ECLI:NL:OGHACMB:2013:32
Gemeenschappelijk Hof van Justitie van Aruba, Curaçao, Sint Maarten en van Bonaire, Sint Eustatius en Saba
- Hoger beroep
- H.J. van Kooten
- E.M. van der Bunt
- S. Verheijen
- Rechtspraak.nl
Afwijzing verzoek om vreemdelingengratie in strafvorderlijk kort geding
In deze zaak heeft het Gemeenschappelijk Hof van Justitie van Aruba, Curaçao, Sint Maarten en van Bonaire, Sint Eustatius en Saba op 18 oktober 2013 uitspraak gedaan in hoger beroep over een verzoek van een gedetineerde, geboren in Venezuela, die om vreemdelingengratie vroeg. Het verzoek werd ingediend op 17 september 2013 en was gericht aan de Minister van Veiligheid en Justitie, met de eis om een document uit te reiken dat een nieuwe berekening van zijn straf zou bevatten, rekening houdend met de mogelijkheid van buitenlandergratie. De gedetineerde was veroordeeld tot vijf jaar gevangenisstraf, en het Hof oordeelde dat het verzoek prematuur was, aangezien er geen afwijzende beschikking van de Minister was. Het Hof stelde vast dat er op de BES-eilanden nog geen beleid bestond voor voorwaardelijke invrijheidstelling voor vreemdelingen en dat de gedetineerde pas in augustus 2015 in aanmerking zou komen voor een dergelijke regeling.
Tijdens de behandeling van de zaak op 15 oktober 2013 waren de verzoeker, zijn gemachtigde, de procureur-generaal en de landsadvocaat aanwezig.
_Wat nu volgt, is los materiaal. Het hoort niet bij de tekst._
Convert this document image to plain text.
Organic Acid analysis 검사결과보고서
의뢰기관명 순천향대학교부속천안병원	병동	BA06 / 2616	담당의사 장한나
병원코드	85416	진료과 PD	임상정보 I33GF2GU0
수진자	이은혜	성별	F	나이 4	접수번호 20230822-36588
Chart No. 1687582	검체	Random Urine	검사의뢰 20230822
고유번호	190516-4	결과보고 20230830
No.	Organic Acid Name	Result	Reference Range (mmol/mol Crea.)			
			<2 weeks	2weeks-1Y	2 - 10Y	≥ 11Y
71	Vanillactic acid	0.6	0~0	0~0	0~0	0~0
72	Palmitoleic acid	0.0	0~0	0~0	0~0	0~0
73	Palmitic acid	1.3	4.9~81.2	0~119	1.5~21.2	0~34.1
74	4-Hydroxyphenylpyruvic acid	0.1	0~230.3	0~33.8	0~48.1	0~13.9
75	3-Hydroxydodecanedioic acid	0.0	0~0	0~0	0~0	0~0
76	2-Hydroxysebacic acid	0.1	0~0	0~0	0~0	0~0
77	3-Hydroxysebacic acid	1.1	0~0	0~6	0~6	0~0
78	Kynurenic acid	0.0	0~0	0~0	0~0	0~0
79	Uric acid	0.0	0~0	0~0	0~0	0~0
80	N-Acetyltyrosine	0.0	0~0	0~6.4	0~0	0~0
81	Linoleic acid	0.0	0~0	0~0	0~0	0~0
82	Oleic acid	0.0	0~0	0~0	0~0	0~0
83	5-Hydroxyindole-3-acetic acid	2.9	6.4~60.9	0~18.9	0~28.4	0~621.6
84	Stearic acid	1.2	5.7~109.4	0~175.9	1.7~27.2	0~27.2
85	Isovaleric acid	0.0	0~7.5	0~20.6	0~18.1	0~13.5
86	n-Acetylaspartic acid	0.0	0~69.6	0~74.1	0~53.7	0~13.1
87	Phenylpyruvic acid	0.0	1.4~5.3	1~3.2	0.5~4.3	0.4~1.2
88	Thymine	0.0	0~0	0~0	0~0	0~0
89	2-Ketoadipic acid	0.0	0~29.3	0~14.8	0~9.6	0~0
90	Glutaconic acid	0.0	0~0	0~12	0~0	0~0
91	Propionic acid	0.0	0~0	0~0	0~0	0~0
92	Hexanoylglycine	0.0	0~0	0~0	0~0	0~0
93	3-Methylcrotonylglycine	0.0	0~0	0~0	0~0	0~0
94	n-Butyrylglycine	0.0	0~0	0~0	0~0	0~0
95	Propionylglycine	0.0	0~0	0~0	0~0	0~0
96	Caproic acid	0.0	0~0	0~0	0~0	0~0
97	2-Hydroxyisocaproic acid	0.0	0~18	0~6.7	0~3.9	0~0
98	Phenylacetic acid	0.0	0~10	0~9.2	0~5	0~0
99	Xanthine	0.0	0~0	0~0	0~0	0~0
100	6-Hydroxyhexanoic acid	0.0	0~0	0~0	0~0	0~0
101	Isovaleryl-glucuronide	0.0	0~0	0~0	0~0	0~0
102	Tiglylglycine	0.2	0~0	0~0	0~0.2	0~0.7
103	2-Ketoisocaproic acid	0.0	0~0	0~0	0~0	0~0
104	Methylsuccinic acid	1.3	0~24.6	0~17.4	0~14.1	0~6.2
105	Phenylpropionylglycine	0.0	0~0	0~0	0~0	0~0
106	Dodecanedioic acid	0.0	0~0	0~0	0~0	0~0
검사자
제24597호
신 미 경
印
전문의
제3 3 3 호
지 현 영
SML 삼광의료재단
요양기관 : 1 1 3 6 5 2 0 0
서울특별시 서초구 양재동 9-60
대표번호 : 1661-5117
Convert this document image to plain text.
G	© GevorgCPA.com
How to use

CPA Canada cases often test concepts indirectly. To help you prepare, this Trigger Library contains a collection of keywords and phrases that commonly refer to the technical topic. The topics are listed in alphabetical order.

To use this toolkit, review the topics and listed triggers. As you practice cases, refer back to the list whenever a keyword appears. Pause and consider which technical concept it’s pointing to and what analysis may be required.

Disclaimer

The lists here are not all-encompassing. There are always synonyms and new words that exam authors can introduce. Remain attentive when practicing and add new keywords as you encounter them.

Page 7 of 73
Het Hof concludeerde dat het verzoek niet in het belang van een goede strafrechtsbedeling was en dat de gedetineerde geen rechtstreekse belangen had bij het verzochte gebod. De beslissing van het Hof was dat het verzoek werd afgewezen, en het Hof benadrukte dat de gedetineerde niet kon aanspraak maken op vreemdelingengratie, omdat hij een gevangenisstraf van meer dan vijf jaar had gekregen. De beschikking werd uitgesproken in aanwezigheid van de griffier.